Un giorno, ai farisei che commentavano negativamente il suo avere a che fare con pubblicani e prostitute, Gesù aveva ribattuto dicendo: Non sono i sani che hanno bisogno del medico ma i malati. Non sono venuto a chiamare i giusti ma i peccatori. La sua presenza catalizzava non poco quanti portavano nel loro corpo e nel loro spirito i segni dell’infermità.
Il desiderio più grande era quello di riuscire a stabilire un contatto, anche fisico, con la sua persona. A qualcuno sarebbe bastato toccare anche solo il lembo del suo mantello… Non era superstizione, come forse saremmo portati a immaginare. Quando tocchi il fondo della disperazione gridi anche con i gesti il bisogno di riporre fiducia in qualcuno o in qualcosa. Ti basta anche toccare un pezzo di stoffa… E Gesù, infatti, leggerà in quei gesti disperati il linguaggio della fede che salva.

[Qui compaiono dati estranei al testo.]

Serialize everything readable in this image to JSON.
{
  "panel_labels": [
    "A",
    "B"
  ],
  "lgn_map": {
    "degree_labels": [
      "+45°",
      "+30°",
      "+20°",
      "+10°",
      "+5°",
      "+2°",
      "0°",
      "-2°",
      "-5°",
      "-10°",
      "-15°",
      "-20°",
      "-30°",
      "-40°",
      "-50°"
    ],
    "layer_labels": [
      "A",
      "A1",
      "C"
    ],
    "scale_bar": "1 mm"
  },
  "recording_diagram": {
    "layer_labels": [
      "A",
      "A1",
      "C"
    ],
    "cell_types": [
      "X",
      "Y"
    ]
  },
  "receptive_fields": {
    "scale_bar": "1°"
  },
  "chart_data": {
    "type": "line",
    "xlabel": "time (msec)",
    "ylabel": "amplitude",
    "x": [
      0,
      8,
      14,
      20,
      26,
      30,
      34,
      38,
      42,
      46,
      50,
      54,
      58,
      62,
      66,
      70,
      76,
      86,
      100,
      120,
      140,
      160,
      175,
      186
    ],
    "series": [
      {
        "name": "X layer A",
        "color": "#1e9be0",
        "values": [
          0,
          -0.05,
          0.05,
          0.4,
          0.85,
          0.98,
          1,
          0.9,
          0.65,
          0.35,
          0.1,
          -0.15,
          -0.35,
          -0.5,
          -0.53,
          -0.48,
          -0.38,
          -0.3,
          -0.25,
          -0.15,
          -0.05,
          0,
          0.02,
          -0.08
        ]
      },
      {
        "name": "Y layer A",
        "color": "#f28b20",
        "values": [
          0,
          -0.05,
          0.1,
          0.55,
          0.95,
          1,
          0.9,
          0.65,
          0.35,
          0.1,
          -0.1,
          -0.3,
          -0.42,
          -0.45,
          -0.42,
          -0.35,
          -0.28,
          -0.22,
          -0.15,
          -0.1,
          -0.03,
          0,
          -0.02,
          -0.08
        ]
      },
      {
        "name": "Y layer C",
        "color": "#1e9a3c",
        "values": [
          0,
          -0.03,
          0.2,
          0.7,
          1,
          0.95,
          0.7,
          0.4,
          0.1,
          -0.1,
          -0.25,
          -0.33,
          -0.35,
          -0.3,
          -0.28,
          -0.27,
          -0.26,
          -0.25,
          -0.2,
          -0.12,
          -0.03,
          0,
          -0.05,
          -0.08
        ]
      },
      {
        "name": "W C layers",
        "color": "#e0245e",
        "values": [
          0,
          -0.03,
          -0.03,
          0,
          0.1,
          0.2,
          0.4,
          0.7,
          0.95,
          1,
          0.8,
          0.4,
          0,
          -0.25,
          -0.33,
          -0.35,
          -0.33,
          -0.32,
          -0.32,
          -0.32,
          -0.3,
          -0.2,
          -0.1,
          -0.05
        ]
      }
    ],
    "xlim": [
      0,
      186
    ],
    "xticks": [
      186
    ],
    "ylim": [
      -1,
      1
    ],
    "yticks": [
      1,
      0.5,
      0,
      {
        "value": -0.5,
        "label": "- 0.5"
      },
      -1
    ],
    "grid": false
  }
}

Ora, ci sono dei luoghi in cui sembra quasi ci sia un assembramento di dolore da cui volentieri rifuggiamo, soprattutto quando tocchi con mano la sofferenza innocente o il protrarsi di una malattia da cui sai che non sarà possibile venirne fuori guariti.
Sono situazioni che ti stringono il cuore perché misurano tutta la tua impotenza, situazioni da cui volentieri distogli lo sguardo e verso cui malvolentieri dirigi i tuoi passi.
Penso, così, al modo in cui faccio fronte a quelle circostanze in cui magari si assommano una o più situazioni di disagio con cui fatico a stare a contatto solo perché scombinano certi miei assetti: perché tutto a me? Cos’ho da spartire con tutto questo?
Non così per Gesù: egli non si sottrae. Si lascia interpellare da chiunque consegni a lui il suo malessere. La sofferenza, infatti, non cerca spiegazioni ma condivisioni. A salvarti, a volte, non sono le dissertazioni circa ciò che stai vivendo ma quanto sei disposto a prendere su di te della situazione dell’altro. Era quello che accadeva con Gesù: quanti nella vita non s’aspettavano più nulla hanno cominciato ad alzare il capo e a percepire che non c’era ragione di maledire la vita anche qualora non tutti venissero sanati fisicamente.
Mi chiedo come sia possibile che qualcuno oggi incroci lo sguardo di Gesù e possa ancora toccare il suo mantello o la sua persona. E mi sovviene che quando invia i discepoli li invia proprio a guarire gli infermi, compiere, cioè, tutto quanto ci è possibile per eliminare ciò che rende infelice l’esistenza. Non credo sia ardito pensare che sia io, ciascuno di noi, la frangia di mantello di Gesù che possono toccare tutti coloro che avremo modo di incontrare.